In his 92nd year, Gordon Getty remains a working composer. On June 20 and 22, the San Francisco Symphony and Chorus are set to premiere three of Getty’s works, flanked on the program by Mozart’s Ave verum corpus and Verdi’s Requiem.
A longtime funder of the Symphony and San Francisco Opera — and a co-founder and funder of this publication — Getty was raised with his siblings in San Francisco by his mother Ann Rork. With her, they attended performances of classical music and ballet and hosted home visits by such luminaries as soprano Licia Albanese.
Getty studied English literature and wrote poetry at the University of San Francisco and earned a degree from the San Francisco Conservatory of Music.
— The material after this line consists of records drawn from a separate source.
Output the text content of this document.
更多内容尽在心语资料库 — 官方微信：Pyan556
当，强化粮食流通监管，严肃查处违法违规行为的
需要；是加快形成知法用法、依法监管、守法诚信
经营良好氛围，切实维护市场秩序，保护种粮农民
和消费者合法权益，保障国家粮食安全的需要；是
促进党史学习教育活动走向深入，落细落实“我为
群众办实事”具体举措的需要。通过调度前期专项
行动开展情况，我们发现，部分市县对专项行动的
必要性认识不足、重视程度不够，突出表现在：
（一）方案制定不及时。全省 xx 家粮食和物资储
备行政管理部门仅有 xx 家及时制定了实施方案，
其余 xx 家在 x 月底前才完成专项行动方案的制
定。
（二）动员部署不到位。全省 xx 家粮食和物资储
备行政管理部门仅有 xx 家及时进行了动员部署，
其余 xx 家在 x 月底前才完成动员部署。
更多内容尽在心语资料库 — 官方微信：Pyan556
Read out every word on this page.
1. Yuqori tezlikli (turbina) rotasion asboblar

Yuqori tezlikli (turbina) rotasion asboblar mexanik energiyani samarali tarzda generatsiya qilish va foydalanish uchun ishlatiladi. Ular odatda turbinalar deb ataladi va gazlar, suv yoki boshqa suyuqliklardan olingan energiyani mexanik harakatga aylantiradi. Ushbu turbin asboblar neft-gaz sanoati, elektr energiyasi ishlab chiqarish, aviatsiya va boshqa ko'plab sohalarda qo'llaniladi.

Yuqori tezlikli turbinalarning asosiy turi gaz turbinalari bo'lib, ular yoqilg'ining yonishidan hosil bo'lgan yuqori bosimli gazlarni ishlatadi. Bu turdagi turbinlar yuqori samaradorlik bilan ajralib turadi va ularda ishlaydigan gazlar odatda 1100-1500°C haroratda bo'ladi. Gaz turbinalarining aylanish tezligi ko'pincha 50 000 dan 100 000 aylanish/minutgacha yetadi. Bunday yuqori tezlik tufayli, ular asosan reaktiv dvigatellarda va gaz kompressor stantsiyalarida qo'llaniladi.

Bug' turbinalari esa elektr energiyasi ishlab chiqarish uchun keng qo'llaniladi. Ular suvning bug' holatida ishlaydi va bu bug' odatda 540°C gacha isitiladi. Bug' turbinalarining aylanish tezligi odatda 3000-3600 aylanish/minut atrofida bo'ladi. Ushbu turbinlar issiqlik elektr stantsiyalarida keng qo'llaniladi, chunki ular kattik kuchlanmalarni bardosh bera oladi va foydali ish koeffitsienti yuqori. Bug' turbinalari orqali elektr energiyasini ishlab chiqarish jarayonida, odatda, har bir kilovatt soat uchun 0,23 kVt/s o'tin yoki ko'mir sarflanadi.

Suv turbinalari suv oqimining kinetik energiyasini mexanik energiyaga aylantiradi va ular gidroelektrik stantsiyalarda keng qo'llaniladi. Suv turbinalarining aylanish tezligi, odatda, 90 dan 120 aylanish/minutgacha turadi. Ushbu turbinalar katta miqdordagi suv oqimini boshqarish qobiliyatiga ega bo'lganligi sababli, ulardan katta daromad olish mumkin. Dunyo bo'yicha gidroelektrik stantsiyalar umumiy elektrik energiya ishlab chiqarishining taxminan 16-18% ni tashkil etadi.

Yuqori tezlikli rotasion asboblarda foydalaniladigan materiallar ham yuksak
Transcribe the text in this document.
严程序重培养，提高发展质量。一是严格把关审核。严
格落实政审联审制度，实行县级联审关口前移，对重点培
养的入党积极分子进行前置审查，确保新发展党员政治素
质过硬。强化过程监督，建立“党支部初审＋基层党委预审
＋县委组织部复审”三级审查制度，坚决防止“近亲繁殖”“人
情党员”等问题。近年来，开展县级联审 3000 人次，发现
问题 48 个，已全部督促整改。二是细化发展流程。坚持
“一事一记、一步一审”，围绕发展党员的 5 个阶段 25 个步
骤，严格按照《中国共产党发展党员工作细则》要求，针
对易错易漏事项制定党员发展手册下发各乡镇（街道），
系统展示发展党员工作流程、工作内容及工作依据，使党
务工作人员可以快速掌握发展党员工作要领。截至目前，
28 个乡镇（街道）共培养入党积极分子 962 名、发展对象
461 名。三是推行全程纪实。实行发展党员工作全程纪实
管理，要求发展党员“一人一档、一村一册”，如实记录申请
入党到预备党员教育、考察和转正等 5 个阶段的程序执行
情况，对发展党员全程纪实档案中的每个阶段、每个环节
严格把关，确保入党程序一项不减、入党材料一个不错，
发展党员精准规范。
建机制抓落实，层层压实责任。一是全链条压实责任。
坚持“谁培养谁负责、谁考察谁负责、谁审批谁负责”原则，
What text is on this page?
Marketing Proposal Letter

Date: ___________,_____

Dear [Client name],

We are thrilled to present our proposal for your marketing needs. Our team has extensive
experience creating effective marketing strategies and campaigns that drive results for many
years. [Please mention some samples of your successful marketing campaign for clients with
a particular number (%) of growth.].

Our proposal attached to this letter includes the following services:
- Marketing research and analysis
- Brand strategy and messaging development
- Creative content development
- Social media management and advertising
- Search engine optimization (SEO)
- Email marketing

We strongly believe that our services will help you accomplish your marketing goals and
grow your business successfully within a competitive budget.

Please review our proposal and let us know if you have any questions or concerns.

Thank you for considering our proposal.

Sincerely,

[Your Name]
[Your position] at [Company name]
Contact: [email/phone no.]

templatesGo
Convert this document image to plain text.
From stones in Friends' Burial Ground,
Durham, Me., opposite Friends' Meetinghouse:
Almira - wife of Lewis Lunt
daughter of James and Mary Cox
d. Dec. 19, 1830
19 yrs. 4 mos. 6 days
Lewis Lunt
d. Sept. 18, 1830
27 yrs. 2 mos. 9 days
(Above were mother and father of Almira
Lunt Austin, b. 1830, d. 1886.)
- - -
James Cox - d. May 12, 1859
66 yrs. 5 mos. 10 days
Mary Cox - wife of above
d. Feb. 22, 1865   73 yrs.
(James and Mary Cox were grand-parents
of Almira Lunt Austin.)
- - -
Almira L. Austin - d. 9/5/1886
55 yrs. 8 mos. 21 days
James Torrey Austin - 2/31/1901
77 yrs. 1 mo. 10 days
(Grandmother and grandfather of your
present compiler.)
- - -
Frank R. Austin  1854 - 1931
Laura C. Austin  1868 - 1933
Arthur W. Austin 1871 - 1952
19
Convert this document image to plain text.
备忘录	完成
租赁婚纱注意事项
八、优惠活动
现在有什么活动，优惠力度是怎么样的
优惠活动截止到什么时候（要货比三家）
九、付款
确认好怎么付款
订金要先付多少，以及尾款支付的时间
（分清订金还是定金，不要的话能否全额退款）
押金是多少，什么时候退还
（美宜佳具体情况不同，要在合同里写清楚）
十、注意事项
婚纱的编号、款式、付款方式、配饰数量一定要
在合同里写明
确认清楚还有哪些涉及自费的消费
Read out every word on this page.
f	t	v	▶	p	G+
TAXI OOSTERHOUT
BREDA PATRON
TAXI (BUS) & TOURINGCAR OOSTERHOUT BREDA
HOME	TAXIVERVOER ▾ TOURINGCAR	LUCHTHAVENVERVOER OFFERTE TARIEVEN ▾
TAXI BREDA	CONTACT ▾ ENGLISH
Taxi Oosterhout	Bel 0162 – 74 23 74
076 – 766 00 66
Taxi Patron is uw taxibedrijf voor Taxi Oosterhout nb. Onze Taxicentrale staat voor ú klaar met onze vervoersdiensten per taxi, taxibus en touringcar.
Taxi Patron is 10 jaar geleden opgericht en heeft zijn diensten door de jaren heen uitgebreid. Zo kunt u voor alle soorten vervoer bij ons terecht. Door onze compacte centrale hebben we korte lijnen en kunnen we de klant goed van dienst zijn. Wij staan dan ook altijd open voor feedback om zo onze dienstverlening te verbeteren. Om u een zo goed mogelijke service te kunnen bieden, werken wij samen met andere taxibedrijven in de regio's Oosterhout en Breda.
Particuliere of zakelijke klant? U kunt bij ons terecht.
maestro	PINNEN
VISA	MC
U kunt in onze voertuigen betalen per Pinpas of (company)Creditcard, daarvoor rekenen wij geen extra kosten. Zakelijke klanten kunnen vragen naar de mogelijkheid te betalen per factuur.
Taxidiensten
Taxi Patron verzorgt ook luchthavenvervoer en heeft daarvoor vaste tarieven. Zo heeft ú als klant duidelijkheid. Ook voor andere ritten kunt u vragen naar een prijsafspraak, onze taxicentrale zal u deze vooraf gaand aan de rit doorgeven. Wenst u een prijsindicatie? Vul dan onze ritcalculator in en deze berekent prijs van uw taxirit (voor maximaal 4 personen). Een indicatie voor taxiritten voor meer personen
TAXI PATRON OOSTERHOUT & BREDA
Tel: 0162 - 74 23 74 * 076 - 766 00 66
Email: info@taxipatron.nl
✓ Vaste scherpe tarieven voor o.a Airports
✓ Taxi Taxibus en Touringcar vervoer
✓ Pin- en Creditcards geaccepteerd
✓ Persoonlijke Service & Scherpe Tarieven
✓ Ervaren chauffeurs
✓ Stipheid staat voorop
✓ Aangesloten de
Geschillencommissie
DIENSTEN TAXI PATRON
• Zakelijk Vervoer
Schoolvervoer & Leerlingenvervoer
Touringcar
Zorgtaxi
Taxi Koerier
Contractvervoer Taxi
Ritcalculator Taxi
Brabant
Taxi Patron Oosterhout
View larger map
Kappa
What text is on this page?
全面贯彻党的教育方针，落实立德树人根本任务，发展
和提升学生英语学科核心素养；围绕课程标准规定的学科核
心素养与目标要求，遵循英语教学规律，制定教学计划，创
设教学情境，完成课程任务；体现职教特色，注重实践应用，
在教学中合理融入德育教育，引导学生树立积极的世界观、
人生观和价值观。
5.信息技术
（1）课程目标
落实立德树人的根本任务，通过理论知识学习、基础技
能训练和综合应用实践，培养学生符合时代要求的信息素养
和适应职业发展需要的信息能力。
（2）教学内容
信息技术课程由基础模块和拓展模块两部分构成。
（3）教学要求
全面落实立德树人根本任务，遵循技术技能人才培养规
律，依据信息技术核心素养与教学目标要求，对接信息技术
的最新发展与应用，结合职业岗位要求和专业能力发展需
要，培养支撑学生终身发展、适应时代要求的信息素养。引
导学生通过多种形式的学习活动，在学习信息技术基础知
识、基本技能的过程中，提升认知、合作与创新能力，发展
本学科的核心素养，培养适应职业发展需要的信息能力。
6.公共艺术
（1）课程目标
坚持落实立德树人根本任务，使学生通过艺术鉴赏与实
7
He began actively composing and appearing on SF Symphony programs in the 1980s, and his first opera, Plump Jack, premiered in 1987. (A revised version was recorded by Pentatone and released in 2012.)
A lifelong poet, Getty has penned the librettos for most of his operatic works. Earlier this year, a recording of his fourth opera, Goodbye, Mr. Chips, was released by Pentatone. His catalog for that label also includes compositions for orchestra, chorus, solo vocalists, and piano.

Getty has received numerous awards and honors, including the Gold Baton of the American Symphony Orchestra League (now the League of American Orchestras), the designation of Outstanding American Composer from the John F. Kennedy Center for the Performing Arts, and the European Culture Prize. He was inducted into the Opera Hall of Fame in 2020 as part of the inaugural class and that same year was acclaimed as Legacy Honoree and Artist in Residence by the Young People’s Chorus of New York City.
At his home in Pacific Heights, Getty spoke with SF Classical Voice about the upcoming SF Symphony concerts.
Lisa Delan, director of both your company Rork Music and your foundation, told me how one of the songs that we’ll hear as a world premiere, “Saint Christopher,” was something you envisioned as a poem when you were quite young and were reacquainted with last year, while you were assembling a book of your poetry and lyrics.
“Saint Christopher” is an example of stuff I wrote in [my] college days. And it’s very suitable to set to music, but I never got around to it. So after I put it in the book, I said, “Let’s do something with it.”
Tell me a bit of what you did.
I bring in a Baroque organ at the end, kind of like César Franck.
Do you regard yourself as religious? There seems to be a religious theme with all three composers in this concert.
Verdi would have probably considered [me] an atheist because I think he spoke to God every day. Well, I’m an interesting case — I’m an agnostic, and I speak to God every day.
There are spiritual elements in a number of your works, including Goodbye, Mr. Chips, from which you’ve excerpted the Intermezzo we’ll be hearing on this program.
That’s going to be the biggest success! In one part, I use marimba of all things, with strings below. The world needs the spirit of the story of Mr. Chips right now and a lot of it. I’ve called Chips not only a mensch but a gentleman, not afraid to fight anyone on principle.

And “The Old Man in the Snow” completes your part of the program at Davies Symphony Hall, as well as your trilogy of poems about the titular old man that you’ve set to music. We heard the world premiere of this at Festival Napa Valley last year. So you and your lyrical old man are peers now. Are you and he conversing through music?
It’s a little more him than me, and it’s the whole world that we have in mind. Think what it is about this man which [strikes us] as beautiful and memorable and special.
Though we intend to have you around for a good while, continuing to entertain us by sharing with us, do you and your old man both find yourselves thinking about how you’ll be remembered?
I think I’m different from him in that I realize I’m a composer and I have a duty to get that out. I’m not sure he has that feeling, bless his heart.
Maybe putting him in a poem and then in a song gives him purpose.
It’s true. Something inside me says, “Gordon, you’ve got to do this poem, this verse, this music.” I mean, there’s no money in it.

How do you feel about being positioned in a program between Mozart and Verdi? Was either an influence?
As you know, I don’t love Mozart as much as I’m supposed to, but he did have a sense of the stage, certainly. And Verdi, the Requiem is such a magnificent thing. Even in his earliest operas, this guy was so good at those big slam-bang scenes.
You and Verdi both get a lot of expression across the orchestra.
But he was different. He goes back to an age just before the influence of Wagner and later Puccini. He depends much more on woodwinds than I do. I use more keyboard instruments, pitched percussion, and harp.
You’ve outlived Verdi by four years so far. How’s your health?
The doctor thinks I’m still a teenager. [Chuckles.]
How are you spending your 10th decade?
I’m writing economics papers, including a recent one on a subject not much discussed: portfolio management for the average household. And I’m working on the words and music [for] Le Jongleur de Notre Dame. I don’t mind telling you — I remember that when I was a little boy hearing that story on the radio, I [would] cry like a baby. In my version, the juggler is an old man about to die.
You’re outliving your own characters, too.